Across the Divide is a lost 1921 American silent Western film directed by John Holloway and starring Rex Ballard, Rosemary Theby and Ralph McCullough.

== Plot ==
Left by his dying mother in the care of Buck, Wallace Layson has no knowledge of his real identity. Wallace is to inherit a ranch on his 21st birthday. His father returns and induces Rosa, a dancehall girl, to marry Wallace in a plot to cheat him out of his inheritance. But Wallace is in love with Helen. Buck tells Wallace that the real heir has died and persuades him to pose as the heir, which foils the plans of his father and secures a home for Wallace and Helen.

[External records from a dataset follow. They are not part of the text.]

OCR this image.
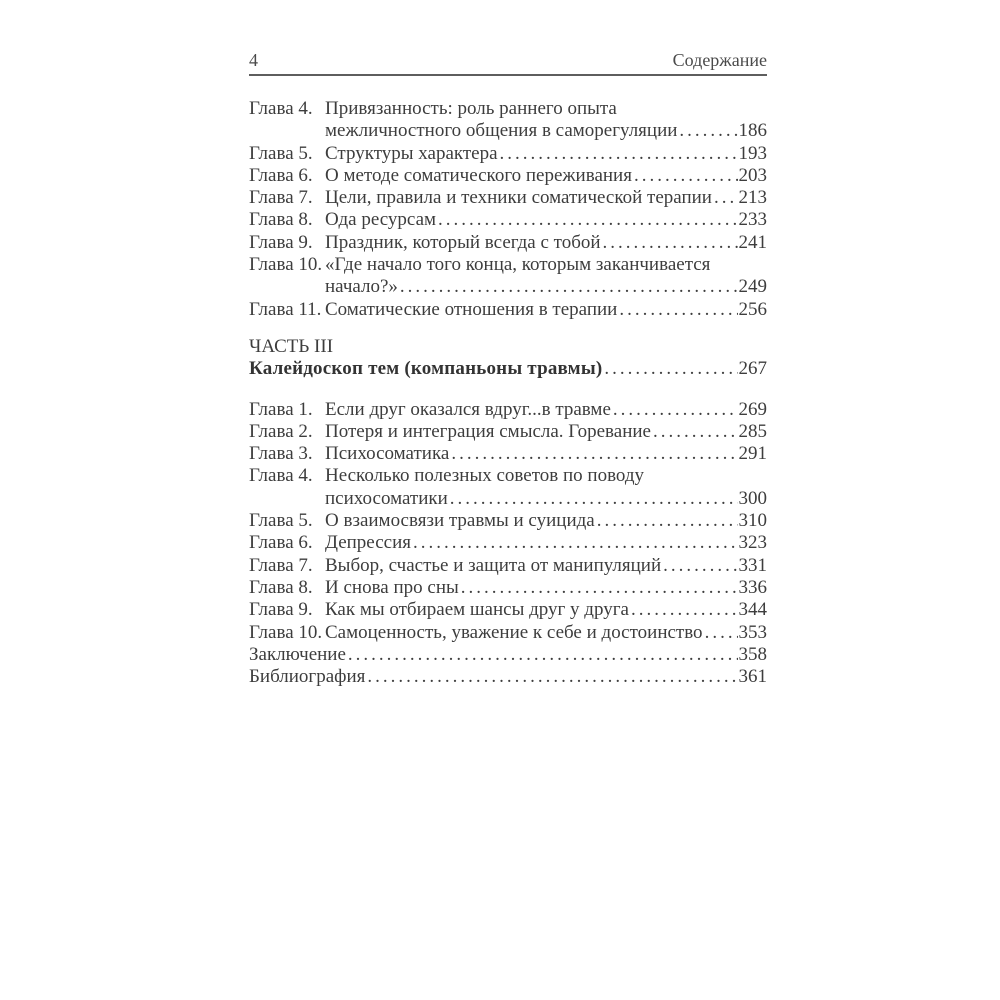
4	Содержание
Глава 4. Привязанность: роль раннего опыта
межличностного общения в саморегуляции .....	186
Глава 5. Структуры характера .....	193
Глава 6. О методе соматического переживания .....	203
Глава 7. Цели, правила и техники соматической терапии ..... 213
Глава 8. Ода ресурсам .....	233
Глава 9. Праздник, который всегда с тобой .....	241
Глава 10. «Где начало того конца, которым заканчивается
начало?» .....	249
Глава 11. Соматические отношения в терапии .....	256
ЧАСТЬ III
Калейдоскоп тем (компаньоны травмы) .....	267
Глава 1. Если друг оказался вдруг...в травме .....	269
Глава 2. Потеря и интеграция смысла. Горевание .....	285
Глава 3. Психосоматика .....	291
Глава 4. Несколько полезных советов по поводу
психосоматики .....	300
Глава 5. О взаимосвязи травмы и суицида .....	310
Глава 6. Депрессия .....	323
Глава 7. Выбор, счастье и защита от манипуляций .....	331
Глава 8. И снова про сны .....	336
Глава 9. Как мы отбираем шансы друг у друга .....	344
Глава 10. Самоценность, уважение к себе и достоинство ..... 353
Заключение .....	358
Библиография .....	361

Buck reveals the Wallace's true identity and leaves without revealing that he is the Wallace's half brother.

==Cast==
- Rex Ballard as Buck Layson
- Rosemary Theby as Rosa
- Ralph McCullough as Wallace Layson
- Thomas Delmar as Dago
- Gilbert Clayton as Newton
- Dorothy Manners as Helen
- Flora Hollister as White Flower

== Themes ==
According to A Guide to Silent Westerns, the film is an "early drama" that "takes advantage of the natural surroundings, thus anticipating one of the prerequisites of a good Western."

== Preservation ==
With no holdings located in archives, Across the Divide is considered a lost film.